June

It is hatching time! In my backyard I have seen a family with four baby mourning doves, a quail covey with two chicks, another quail covey with five, and two quail parents with a chick fluffed up by its new feathers growing in. I have not seen the baby woodpeckers in the saguaro nest (May newsletter) but the parents have been busy flying out to nearby trees for food. The skyscape is filled with chatter from birds transitioning to Summer.

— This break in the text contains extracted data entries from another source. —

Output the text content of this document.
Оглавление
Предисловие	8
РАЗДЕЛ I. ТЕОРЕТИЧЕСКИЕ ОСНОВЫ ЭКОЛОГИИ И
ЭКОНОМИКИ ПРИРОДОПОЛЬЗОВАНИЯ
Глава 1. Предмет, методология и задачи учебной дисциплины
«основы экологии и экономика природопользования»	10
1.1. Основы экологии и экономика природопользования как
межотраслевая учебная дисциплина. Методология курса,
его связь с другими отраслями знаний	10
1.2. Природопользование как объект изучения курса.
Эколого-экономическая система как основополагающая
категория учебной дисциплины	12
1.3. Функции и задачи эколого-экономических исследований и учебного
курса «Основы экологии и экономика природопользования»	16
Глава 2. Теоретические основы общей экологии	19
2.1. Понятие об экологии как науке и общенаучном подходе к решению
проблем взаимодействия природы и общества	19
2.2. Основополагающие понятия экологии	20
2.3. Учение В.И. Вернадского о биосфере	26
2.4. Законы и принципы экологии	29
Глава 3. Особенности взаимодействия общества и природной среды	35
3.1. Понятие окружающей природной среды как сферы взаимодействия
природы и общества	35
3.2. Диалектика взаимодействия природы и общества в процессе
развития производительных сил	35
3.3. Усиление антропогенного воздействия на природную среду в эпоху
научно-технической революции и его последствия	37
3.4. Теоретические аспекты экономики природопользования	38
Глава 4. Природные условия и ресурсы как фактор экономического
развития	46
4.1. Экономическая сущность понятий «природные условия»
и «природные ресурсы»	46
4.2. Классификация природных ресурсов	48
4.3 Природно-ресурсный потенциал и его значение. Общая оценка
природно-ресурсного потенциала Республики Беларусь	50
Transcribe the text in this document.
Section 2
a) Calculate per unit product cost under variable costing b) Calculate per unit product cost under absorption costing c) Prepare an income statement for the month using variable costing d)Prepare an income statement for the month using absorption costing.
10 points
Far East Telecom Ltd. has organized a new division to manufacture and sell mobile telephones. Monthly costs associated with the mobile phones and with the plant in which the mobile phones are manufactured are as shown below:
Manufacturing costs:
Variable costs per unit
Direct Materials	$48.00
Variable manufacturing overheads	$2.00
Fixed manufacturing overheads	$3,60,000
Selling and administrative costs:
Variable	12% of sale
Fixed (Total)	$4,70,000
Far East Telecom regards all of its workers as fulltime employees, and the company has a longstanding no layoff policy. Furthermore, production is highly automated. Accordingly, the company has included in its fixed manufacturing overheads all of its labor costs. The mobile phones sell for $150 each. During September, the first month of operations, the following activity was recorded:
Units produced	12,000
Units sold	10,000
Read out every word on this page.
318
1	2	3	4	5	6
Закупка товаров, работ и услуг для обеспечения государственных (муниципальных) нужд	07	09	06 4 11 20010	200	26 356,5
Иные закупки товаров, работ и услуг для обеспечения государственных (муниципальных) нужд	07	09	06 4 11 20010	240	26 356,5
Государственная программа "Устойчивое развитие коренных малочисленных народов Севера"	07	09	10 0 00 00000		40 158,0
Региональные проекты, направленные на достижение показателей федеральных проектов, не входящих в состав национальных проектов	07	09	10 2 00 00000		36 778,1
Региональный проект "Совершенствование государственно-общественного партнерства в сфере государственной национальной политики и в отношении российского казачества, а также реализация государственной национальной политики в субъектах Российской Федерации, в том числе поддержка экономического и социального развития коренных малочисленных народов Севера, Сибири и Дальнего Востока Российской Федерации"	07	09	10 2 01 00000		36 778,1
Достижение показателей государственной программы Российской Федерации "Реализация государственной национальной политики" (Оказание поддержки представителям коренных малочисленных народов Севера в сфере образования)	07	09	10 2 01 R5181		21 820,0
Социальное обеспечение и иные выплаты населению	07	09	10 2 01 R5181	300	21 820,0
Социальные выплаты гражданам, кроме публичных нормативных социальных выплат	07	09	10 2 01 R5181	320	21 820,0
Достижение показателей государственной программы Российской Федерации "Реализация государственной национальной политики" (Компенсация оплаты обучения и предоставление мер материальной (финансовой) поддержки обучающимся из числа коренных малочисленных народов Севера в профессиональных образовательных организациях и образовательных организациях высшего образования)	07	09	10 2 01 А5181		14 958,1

In the last two weeks of May I saw a quail pair hopping up into my geranium planter. At first I thought they were scouting locations for a nest but then thought that wasn’t likely because I have a drip system running through that planter and assumed they wouldn’t have a nest where the ground was wet. When I checked on my garden in the evenings I walked right past the geraniums to check on my yellow pear tomatoes. I’d exclaim how cute the little tomatoes were, hanging in a cluster on the branch. Little did I know that the cutest things ever were about to hatch under the geraniums!

I looked out the morning of May 28 and saw the parents rummaging in the geraniums. Later in the morning I saw a clump of something near the garden and realized it was a newly-hatched batch of chicks! I raced over to the window and counted five chicks clustered under their mother. They followed her across the concrete and down into the dirt. She hopped back up on the concrete and four followed. The littlest one wasn’t able to flap enough to get back on the concrete so she led the others down to the dirt to could go around another way. Once they were gathered in the dirt she showed them how to wallow. One gave it a try and left the tiniest little indentation in the dirt. Then they were on their way.

If I hadn’t been looking out the window at that moment I would have completely missed it. Have your binoculars nearby so you won’t miss a moment of hatching season.